The Silicon Valley of Defense
By Christina Bartzokis
One-third of police cars in the state of Connecticut are now equipped with automatic license plate readers, which scan the plates of cars around them and check for them in police databases. Facial recognition technology has also become widespread. These two independently developed pieces of technology could be quickly combined into a facial recognition scanner, capable of identifying a target amidst crowds. This step in the development of these two technologies could also revolutionize national defense technology by enabling drones to autonomously identify their targets.
Some experts, like Yale Professor Paul Bracken, believe that this is an example of the quick advance of technology outpacing the strategic foresight of the defense community, potentially leading to new technology being used in irresponsible or counterproductive ways.

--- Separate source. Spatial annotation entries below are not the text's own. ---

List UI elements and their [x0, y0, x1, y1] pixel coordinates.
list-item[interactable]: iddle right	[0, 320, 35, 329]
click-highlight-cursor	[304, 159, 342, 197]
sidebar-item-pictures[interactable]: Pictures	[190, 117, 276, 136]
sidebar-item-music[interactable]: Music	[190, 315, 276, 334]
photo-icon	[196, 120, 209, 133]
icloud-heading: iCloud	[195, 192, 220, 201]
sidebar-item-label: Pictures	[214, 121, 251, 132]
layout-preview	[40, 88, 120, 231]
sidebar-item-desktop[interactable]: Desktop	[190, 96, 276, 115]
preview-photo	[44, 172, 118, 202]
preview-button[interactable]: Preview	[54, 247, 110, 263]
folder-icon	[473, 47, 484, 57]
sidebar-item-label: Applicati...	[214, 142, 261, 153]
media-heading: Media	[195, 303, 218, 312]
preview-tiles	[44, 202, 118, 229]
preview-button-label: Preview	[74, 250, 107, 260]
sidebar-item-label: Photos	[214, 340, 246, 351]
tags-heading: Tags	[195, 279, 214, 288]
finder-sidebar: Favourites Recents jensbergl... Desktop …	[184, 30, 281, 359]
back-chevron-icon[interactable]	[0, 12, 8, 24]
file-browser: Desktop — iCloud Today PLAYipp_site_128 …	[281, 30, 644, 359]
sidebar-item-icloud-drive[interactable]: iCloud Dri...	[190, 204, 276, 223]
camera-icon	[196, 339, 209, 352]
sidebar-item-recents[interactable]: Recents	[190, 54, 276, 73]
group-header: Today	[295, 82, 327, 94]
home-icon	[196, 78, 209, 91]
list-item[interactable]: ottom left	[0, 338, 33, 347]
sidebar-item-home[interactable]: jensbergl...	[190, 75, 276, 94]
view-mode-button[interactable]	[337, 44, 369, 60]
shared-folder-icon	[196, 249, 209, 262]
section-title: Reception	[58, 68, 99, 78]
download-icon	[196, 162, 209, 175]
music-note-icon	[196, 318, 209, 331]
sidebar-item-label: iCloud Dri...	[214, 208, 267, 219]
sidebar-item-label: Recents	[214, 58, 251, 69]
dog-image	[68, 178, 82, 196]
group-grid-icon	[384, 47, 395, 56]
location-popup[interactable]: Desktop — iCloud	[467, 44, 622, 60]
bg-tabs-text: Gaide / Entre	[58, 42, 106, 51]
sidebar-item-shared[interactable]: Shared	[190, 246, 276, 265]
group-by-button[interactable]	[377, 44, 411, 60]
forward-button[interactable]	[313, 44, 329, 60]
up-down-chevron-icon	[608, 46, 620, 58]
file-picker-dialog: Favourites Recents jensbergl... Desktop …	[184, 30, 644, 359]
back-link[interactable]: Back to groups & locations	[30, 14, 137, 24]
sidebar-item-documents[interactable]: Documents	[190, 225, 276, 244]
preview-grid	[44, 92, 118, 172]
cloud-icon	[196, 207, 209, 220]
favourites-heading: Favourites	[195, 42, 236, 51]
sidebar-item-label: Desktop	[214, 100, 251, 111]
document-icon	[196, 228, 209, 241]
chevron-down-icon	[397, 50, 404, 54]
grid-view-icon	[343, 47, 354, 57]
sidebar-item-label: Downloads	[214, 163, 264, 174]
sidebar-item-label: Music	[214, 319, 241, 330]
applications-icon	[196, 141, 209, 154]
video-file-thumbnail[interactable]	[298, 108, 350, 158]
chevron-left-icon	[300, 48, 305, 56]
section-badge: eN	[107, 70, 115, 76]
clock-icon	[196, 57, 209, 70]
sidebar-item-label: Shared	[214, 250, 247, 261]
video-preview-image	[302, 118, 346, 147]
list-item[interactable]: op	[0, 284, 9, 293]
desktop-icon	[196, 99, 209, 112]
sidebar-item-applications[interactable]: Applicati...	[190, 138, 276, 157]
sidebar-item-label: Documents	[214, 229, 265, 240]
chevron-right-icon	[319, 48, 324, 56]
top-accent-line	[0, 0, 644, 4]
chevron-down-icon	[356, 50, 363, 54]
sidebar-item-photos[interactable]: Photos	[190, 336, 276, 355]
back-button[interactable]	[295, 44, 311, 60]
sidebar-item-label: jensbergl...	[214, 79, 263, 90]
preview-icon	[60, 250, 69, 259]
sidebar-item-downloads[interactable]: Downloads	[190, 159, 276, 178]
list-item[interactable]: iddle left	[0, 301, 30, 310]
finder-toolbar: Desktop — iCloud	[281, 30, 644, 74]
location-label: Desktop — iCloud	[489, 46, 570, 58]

At his recent talk, “Silicon Valley and the Pentagon,” Bracken explained, “[Technology] is racing far beyond our ability to be strategic about it.”
The rapid acceleration in the development of military technology has been propelled by the complex relationship between Silicon Valley and the Department of Defense (DOD). Historically, the DOD has been one of the biggest sources of American innovation – Bracken called it “the mother of all venture capital firms.” Its enormous budget allows the Pentagon to invest in many research and development from many different private technology companies, many of which were initially based in Silicon Valley, while simultaneously giving it the leeway to take risks. Historically, according to Bracken, technology has been “determinant of the primacy of the US in a geopolitical sense.”
Today, however, American investment in technological development is spreading to other countries. Technology and innovation are proliferating through both increased internal development and joint ventures. The US has increased its sales of defense technology to other countries, primarily in order to increase their capacity for internal control, thus, according to the American security calculus, increasing global stability. This pattern has been duplicated by other countries: Germany recently sold multiple diesel submarines to Israel, which many believe will be used to carry Israel’s alleged nuclear weapons.
The global spread of defense technology has increased pressure on the Pentagon to maintain its technological advantage. Since the Cold War, the Pentagon has invested in the growth of many different contracting businesses, which have now shifted from the Californian Silicon Valley to the “Silicon Valley of Defense” in the Dulles Corridor of Loudoun County, Virginia. The multiplying number of defense contracting companies encompasses both primary contractors and the second and third tier companies that supply them.
The Pentagon has been criticized by funding so many firms, many of which serve similar purposes and seem wasteful or unnecessary. However, Bracken argues that the Pentagon is trying to create a competitive market for defense technology similar to the consumer technology market in the real Silicon Valley, where the numerous firms compete with each other and are thus forced to become more innovative. As the defense budget falls, however, this strategy may become infeasible: many companies in the Virginia-based Silicon Valley are already going bankrupt.